HEDA - Hospital Estadual Dirceu Arcoverde (PI) — Prova 2022
João, 75 anos de idade, está internado em UTI de Hospital Terciário devido a pneumonia bacteriana. Evoluiu há 1 dia com dor abdominal inespecífica, mais acentuada no abdome superior. Ao exame físico: Regular estado geral, confuso, FC: 90bpm; PA: 90 x 60 mmHg (uso de noradrenalina), Sat.O2: 92% (máscara de oxigênio), FR: 22 ipm. Abdome: distensão abdominal difusa e dor mais intensa em hipocôndrio direito. Exames laboratoriais: Hb 11,5g/dL; Leucócitos 19.500 mm³; Creatinina: 2,7 mg/dL; Ureia: 98 mg/dL; PCR 170 mg/dL; TGO 125U/L; TGP 160 U/L; FA: 230; GGT: 198; Bilirrubina total: 3,8. Calculado o escore de APACHE2: 19. Realizada tomografia de abdome que evidenciou distensão da vesícula biliar com borramento e densíficação dos planos adjacentes, bile espessa e cálculo de 1 cm no infundíbulo, sem dilatação da via biliar. Qual é a conduta mais adequada neste momento?
Paciente crítico, séptico, com colecistite aguda e alto risco cirúrgico → drenagem percutânea da vesícula biliar é a conduta inicial.
O paciente apresenta um quadro de colecistite aguda (distensão da vesícula, borramento, dor em HD, leucocitose, inflamação sistêmica) em contexto de sepse e instabilidade hemodinâmica (uso de noradrenalina, APACHE2 elevado). Nesses casos de alto risco cirúrgico, a drenagem percutânea da vesícula biliar é a medida mais segura para controle do foco infeccioso.

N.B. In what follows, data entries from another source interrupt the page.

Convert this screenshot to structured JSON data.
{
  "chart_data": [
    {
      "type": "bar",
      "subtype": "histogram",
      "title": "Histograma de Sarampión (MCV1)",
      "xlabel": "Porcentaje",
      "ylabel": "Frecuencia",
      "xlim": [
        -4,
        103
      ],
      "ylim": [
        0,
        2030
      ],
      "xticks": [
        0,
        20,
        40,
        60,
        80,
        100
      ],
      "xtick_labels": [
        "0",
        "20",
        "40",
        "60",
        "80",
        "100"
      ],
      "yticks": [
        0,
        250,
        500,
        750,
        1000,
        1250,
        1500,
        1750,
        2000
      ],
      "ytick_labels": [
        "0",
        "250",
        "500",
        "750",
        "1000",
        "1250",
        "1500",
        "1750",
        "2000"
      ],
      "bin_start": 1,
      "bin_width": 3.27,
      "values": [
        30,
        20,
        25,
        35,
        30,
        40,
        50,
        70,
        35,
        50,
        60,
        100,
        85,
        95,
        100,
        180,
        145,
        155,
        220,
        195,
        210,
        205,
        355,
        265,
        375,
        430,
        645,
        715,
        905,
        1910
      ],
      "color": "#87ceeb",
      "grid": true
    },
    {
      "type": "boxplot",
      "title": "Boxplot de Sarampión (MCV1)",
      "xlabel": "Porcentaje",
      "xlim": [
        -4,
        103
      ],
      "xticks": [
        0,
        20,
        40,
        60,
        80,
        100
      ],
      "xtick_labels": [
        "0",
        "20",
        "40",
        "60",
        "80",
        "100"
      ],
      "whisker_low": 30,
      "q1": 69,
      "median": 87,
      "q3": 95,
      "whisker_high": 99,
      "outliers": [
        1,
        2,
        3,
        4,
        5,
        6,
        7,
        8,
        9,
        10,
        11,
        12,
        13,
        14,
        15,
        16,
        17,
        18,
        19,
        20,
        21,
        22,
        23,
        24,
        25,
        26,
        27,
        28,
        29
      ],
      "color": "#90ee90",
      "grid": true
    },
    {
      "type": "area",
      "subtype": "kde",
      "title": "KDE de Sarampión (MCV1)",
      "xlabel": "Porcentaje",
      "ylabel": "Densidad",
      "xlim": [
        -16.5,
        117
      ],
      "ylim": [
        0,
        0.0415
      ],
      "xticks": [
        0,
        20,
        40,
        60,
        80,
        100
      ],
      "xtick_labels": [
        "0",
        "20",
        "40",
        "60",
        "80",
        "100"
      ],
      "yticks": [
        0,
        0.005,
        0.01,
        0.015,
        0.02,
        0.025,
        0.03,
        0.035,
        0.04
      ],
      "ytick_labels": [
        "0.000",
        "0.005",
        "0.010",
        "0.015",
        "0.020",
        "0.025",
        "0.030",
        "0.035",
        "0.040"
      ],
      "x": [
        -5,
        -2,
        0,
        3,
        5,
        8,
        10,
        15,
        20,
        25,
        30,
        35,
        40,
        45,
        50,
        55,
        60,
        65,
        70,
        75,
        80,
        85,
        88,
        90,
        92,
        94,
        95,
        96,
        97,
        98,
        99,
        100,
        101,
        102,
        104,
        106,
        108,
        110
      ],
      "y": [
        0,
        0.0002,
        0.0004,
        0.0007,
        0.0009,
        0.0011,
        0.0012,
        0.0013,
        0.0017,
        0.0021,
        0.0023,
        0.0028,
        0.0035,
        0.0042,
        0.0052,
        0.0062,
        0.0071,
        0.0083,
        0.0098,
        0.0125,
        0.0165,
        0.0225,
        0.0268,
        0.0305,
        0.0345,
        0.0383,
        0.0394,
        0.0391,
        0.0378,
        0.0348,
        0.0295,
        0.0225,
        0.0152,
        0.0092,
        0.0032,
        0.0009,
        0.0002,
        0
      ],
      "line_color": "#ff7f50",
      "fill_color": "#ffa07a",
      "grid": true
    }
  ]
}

A colecistite aguda em pacientes críticos, especialmente aqueles em unidades de terapia intensiva com sepse ou choque, representa um desafio diagnóstico e terapêutico significativo. Nesses pacientes, a apresentação clínica pode ser atípica, e a condição frequentemente se associa a uma alta morbimortalidade. A colecistite pode ser litiásica (com cálculos, como no caso apresentado) ou alitiásica, sendo esta última mais comum em pacientes graves. O diagnóstico é suspeitado clinicamente e confirmado por exames de imagem, como ultrassonografia ou tomografia computadorizada, que podem evidenciar distensão da vesícula, espessamento da parede, líquido perivesicular e borramento dos planos adjacentes. Em pacientes críticos e instáveis, a prioridade é o controle do foco infeccioso e a estabilização hemodinâmica. A colecistectomia, seja laparoscópica ou aberta, é o tratamento definitivo, mas carrega um risco cirúrgico muito elevado em pacientes com alto APACHE2 e em uso de vasopressores. Nesse cenário, a drenagem percutânea transhepática da vesícula biliar (colecistostomia percutânea) surge como a conduta mais adequada. É um procedimento minimamente invasivo que permite a descompressão da vesícula, a drenagem da bile infectada e o controle do processo inflamatório, servindo como uma ponte segura para a estabilização do paciente. Uma vez estabilizado, a colecistectomia pode ser realizada de forma eletiva, com riscos significativamente menores.
A drenagem percutânea da vesícula biliar é indicada para pacientes com colecistite aguda que apresentam alto risco cirúrgico, como idosos, pacientes com comorbidades graves, sepse, choque ou instabilidade hemodinâmica, visando o controle da infecção antes de uma cirurgia definitiva.
Em pacientes críticos, os sinais podem ser atípicos, mas incluem dor abdominal (especialmente em hipocôndrio direito), distensão abdominal, febre, leucocitose e elevação de marcadores inflamatórios. Exames de imagem, como ultrassonografia ou TC, confirmam a inflamação da vesícula.
A colecistectomia em pacientes instáveis e sépticos apresenta um risco muito elevado de morbimortalidade perioperatória. A drenagem percutânea oferece um método menos invasivo para descompressão e controle do foco infeccioso, permitindo a estabilização do paciente para uma cirurgia eletiva posterior, se necessária.